The Secret Lives of Seahorses Cool Facts
- Seahorses, sea dragons, pipehorses and pipefishes come in many shapes and sizes, but beneath the surface they're all fish, with fused jaws and bony plates in place of the scales normally associated with fish.
- Perhaps what most distinguishes seahorses from the rest of the animal kingdom is their unique life history—the males become pregnant and give birth. Seahorse fathers shelter their young in protective pouches, while sea dragon and pipefish fathers carry their young on spongy patches on the undersides of their tails.
- No one knows how many seahorses actually exist. That's because identifying seahorses is difficult.

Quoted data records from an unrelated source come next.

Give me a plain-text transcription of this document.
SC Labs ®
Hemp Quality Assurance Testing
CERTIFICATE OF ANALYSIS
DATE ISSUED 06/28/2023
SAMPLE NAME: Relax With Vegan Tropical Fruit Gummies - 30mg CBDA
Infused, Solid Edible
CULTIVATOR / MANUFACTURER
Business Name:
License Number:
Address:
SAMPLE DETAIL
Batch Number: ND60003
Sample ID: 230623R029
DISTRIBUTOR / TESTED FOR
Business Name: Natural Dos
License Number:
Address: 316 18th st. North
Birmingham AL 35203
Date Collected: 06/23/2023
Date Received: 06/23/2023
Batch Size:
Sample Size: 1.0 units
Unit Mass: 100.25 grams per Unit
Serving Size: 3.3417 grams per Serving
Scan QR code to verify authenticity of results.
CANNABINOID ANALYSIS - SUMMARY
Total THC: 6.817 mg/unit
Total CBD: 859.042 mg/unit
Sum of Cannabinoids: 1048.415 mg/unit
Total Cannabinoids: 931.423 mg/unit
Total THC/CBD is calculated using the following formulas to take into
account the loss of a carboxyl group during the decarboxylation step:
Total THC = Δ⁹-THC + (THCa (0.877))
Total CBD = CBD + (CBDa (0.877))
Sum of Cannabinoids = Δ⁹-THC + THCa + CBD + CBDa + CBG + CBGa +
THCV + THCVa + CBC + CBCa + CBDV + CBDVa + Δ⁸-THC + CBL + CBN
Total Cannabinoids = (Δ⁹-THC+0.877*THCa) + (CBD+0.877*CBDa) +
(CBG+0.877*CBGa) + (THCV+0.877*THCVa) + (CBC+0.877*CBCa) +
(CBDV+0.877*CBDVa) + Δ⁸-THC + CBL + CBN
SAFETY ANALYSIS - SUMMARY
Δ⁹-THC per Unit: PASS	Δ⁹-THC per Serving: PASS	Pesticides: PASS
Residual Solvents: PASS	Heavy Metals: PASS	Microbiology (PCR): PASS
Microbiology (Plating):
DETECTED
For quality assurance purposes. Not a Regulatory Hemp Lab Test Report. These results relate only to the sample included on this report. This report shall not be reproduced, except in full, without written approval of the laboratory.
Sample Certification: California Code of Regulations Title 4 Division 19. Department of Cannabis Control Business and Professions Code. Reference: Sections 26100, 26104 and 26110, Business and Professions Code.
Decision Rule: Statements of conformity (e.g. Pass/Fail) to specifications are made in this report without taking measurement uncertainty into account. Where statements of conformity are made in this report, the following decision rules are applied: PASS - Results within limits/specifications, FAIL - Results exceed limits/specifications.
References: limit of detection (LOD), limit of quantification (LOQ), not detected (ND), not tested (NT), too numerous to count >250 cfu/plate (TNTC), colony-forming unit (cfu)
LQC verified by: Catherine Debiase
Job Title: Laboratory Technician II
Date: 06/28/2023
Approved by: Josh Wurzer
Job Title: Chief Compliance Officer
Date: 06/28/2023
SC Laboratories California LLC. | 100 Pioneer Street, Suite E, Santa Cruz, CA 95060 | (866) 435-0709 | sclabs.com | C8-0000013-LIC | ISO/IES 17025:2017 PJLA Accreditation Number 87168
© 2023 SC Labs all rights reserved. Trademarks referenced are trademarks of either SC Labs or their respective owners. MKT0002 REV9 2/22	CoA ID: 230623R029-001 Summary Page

The smallest known species, discovered in 2008, is the half-inch-long Satomi's pygmy seahorse; the largest species is the potbelly seahorse, which grows to about 14 inches long.
What can you do to help seahorses?
- Each year, millions of seahorses, corals and other marine animals
are collected alive and dried as souvenirs. These products spell serious trouble for declining seahorse populations. Pledge to avoid these sea life souvenirs—and spread the word to friends and family.
- Shrimp fisheries pose a major threat to seahorses worldwide because they can mistakenly catch seahorses. The good news is that the type of shrimp you buy can make a difference. Support shrimp fisheries and farms that are safe for seahorses and other ocean wildlife.